Отдавать своих чужим, выполняя абсурдные требования… Даже если свои в чём-то и виноваты… Они — свои!
Ситуацию с Морозовыми, отданными на откуп якобы оскорблённому альянсу Планов Яростного-Пламени, даже спустя многие годы, понять и принять Степан Карпович не мог. Будь его воля, он бы перебил хребет наглым соседям, задавил в зародыше любую агрессию в сторону империи, а потом собственными руками уничтожил бы Морозовых. В назидание всем!
Но, Степан Карпович прекрасно осознавал, что не он управляет Российской Империей, и не имел ни сил, ни желания это менять. Императора он уважал. За силу. За дух. За целеустремлённость.
Он гордился своим двоюродным дядькой.
Уважал его за то, что тот не дал огромной стране окончательно развалиться в кровавые десятилетия. За то, что, будучи молодым идеалистом, верящим в добро, тот отринул все сопли и сделал то, что должен был сделать.
Собрался с духом. И сделал.
Залил страну ещё большей кровью, показал всем за кем сила и восстановил порядок среди кровавой анархии.
Вот, только возведя Российскую Империю на вершину и плотно её там утвердив, император остановился. Замер. Посчитал, что этого достаточно. Решил, что не нужно прирастать землёй, не нужно подминать под себя новые нации.
Его право. Сильнейший правитель сильнейшего государства имеет право самостоятельно решать и за весь мир и за себя.
Но!
Десятилетия спокойной жизни, отсутствие реальных угроз и активных конфликтов, расслабили императора, возраст взял своё, и пришло то время, когда соседские шакалы стали сильнее старого льва. Ну, или они так посчитали.
Покусывая неподвижного царя зверей, и не видя от него никакой реакции, шакалы осмелели.
Пану было больно осознавать, что шакалы могут оказаться правы, считая, что лев сдох.
Когда его отправили сюда, за Урал в Екатеринбург, с приказом спасти Порядок, присмотреть за Апраксиными, найти Некроманта и не уничтожить угрозу империи в зародыше, а договориться, Пан лишь вздохнул, понимая, что время окончательно сточило зубы и когти льва.
Лишь захват новых территорий Планом Башни-Из-Слоновой-Кости радовал верного сына своего рода. Пан понимал, что он не видит всей картины и, возможно, именно тут, на Урале, Апраксины действительно нужны империи. Не он император. Не ему решать.

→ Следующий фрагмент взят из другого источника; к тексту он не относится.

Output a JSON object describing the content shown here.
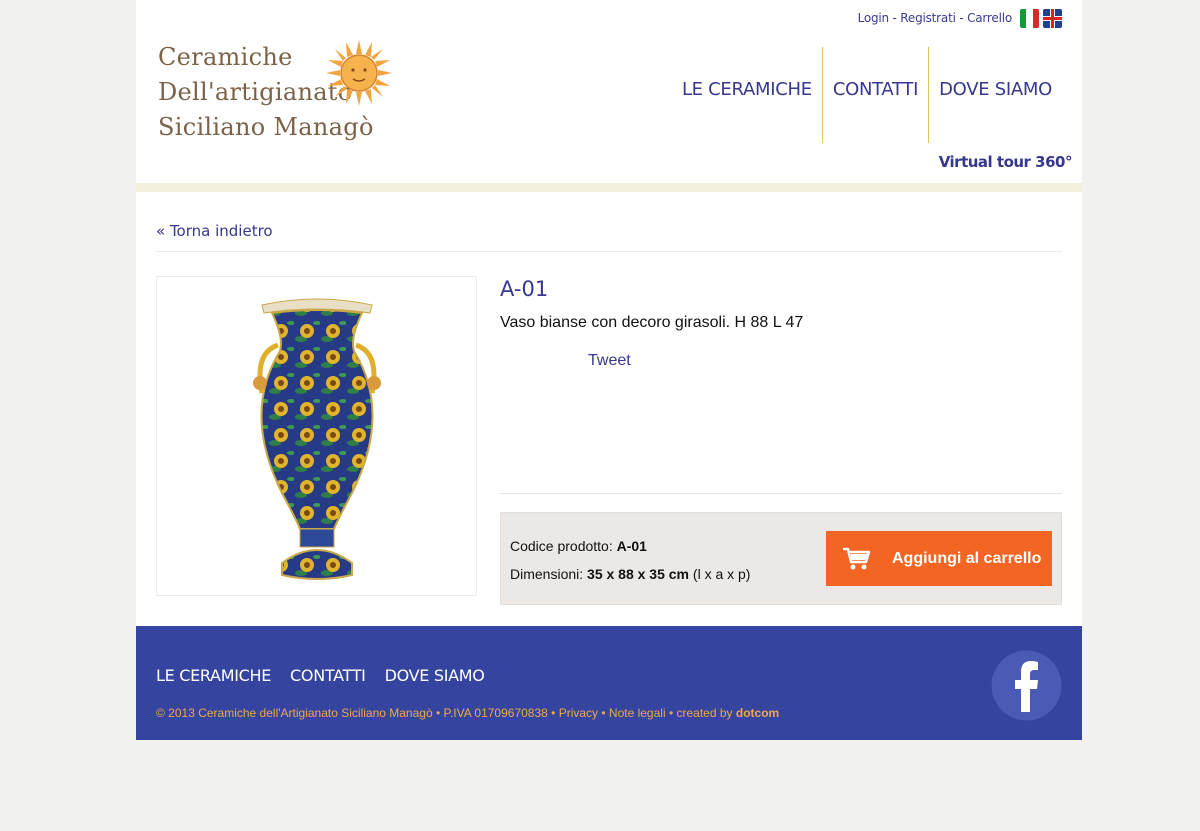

Его дело — выполнить приказ, приложив максимум сил и старания. Своей службой продолжать держать империю, отдавая всего себя на благо своей стране.
Что он и делал.
Его первый доклад о ситуации, первых результатах расследования и первых выводах породил в Москве буквально бурю.

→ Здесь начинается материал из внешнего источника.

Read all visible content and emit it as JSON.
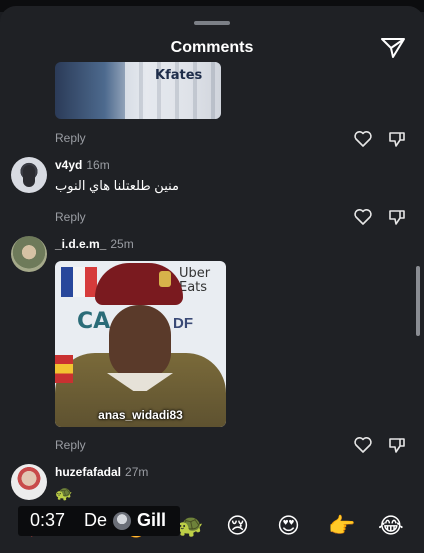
{
  "header": {
    "title": "Comments",
    "share_icon": "paper-plane-icon"
  },
  "comments": [
    {
      "id": "c0",
      "image_text": "Kfates",
      "reply_label": "Reply"
    },
    {
      "id": "c1",
      "username": "v4yd",
      "time": "16m",
      "text": "منين طلعتلنا هاي النوب",
      "reply_label": "Reply"
    },
    {
      "id": "c2",
      "username": "_i.d.e.m_",
      "time": "25m",
      "image_text": {
        "uber": "Uber\nEats",
        "ca": "CA",
        "df": "DF",
        "watermark": "anas_widadi83"
      },
      "reply_label": "Reply"
    },
    {
      "id": "c3",
      "username": "huzefafadal",
      "time": "27m",
      "text": "🐢"
    }
  ],
  "emoji_bar": [
    "❤️",
    "🙌",
    "🔥",
    "🐢",
    "😢",
    "😍",
    "👉",
    "😂"
  ],
  "video_overlay": {
    "time": "0:37",
    "prefix": "De",
    "name": "Gill"
  },
  "colors": {
    "background": "#1f2125",
    "muted_text": "#9a9da3",
    "accent": "#ffffff"
  }
}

Устный приказ, готовиться к взятию главенства в роду Апраксиных, хоть и мягкому и, по возможности, бескровному, был подкреплён широчайшими полномочиями и просто великолепной помощью.
Чтобы присмотреться к Некроманту и его «друзьям», ему прислали Мирославу!

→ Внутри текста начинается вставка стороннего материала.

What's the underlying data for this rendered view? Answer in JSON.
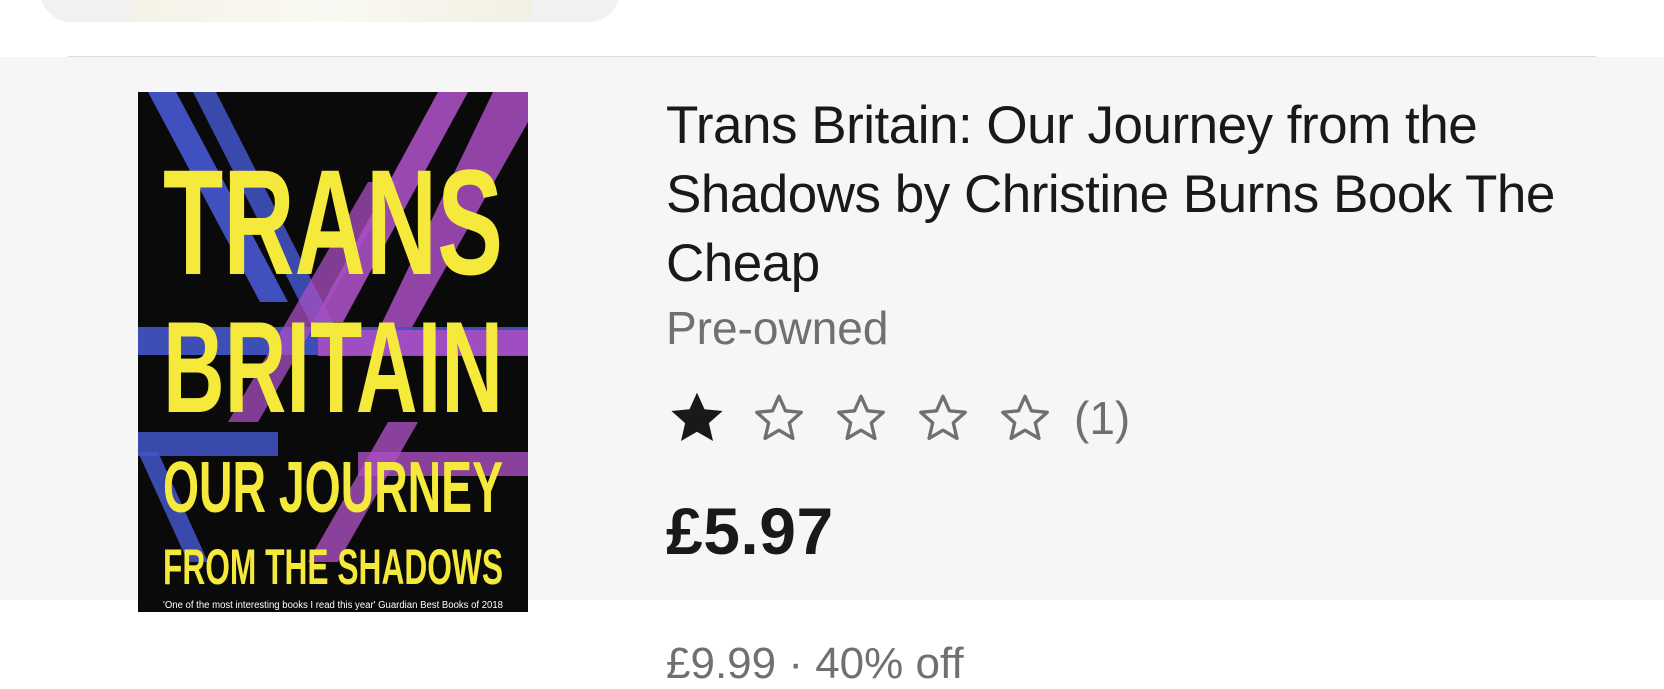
{
  "listing": {
    "title": "Trans Britain: Our Journey from the Shadows by Christine Burns Book The Cheap",
    "condition": "Pre-owned",
    "rating": {
      "filled_stars": 1,
      "total_stars": 5,
      "review_count": "(1)"
    },
    "price": "£5.97",
    "original_price_partial": "£9.99 · 40% off"
  },
  "cover": {
    "line1": "TRANS",
    "line2": "BRITAIN",
    "line3": "OUR JOURNEY",
    "line4": "FROM THE SHADOWS",
    "blurb": "'One of the most interesting books I read this year' Guardian Best Books of 2018"
  },
  "colors": {
    "card_background": "#f6f6f6",
    "text_primary": "#191919",
    "text_secondary": "#707070",
    "cover_background": "#0a0a0a",
    "cover_yellow": "#f5ea3c",
    "cover_blue": "#4355c9",
    "cover_purple": "#a94fc1",
    "star_filled": "#191919",
    "star_empty": "#707070"
  },
  "icons": {
    "filled_star": "star-filled-icon",
    "empty_star": "star-outline-icon"
  }
}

Любимая племяшка Пана, к восемнадцати годам успевшая получить негласный титул гения Воплощения. Для всех, таланты девушки ограничивались великолепной связью с Планом Башни-Из-Слоновой-Кости. К своим восемнадцати годам она Воплотила в Москве две пристройки к уже Воплощённым её дедом-императором зданиям, тем самым усилив проходящих через них в наш мир созданий и смогла сделать то, что не получилось у её деда — Воплотить в окрестностях Москвы Лесопилку. Германская империя была этим недовольна, их монополия на фервальт в этой части света была нарушена, но сделать что-либо они уже не могли.
Но немногие знали, что истинный талант Мирославы заключался не в этом. Она имела великолепный нюх на все Планы, которые, так или иначе, проникали в наш мир. Она могла чуять их потенциал, возможности, связи. Один раз ощутив энергию какого-либо Воплощённого или только прорывающегося Вторжением Плана, она уверенно и точно могла опознать проявления его родственных энергий и существ. Они иначе видела магию.
Девушка за свои восемнадцать лет посетила с дружескими визитами все рода империи, все их родовые замки и поучаствовала в отражении половины Вторжений там, где это было наименее опасно. Передружилась со всеми детьми её возраста.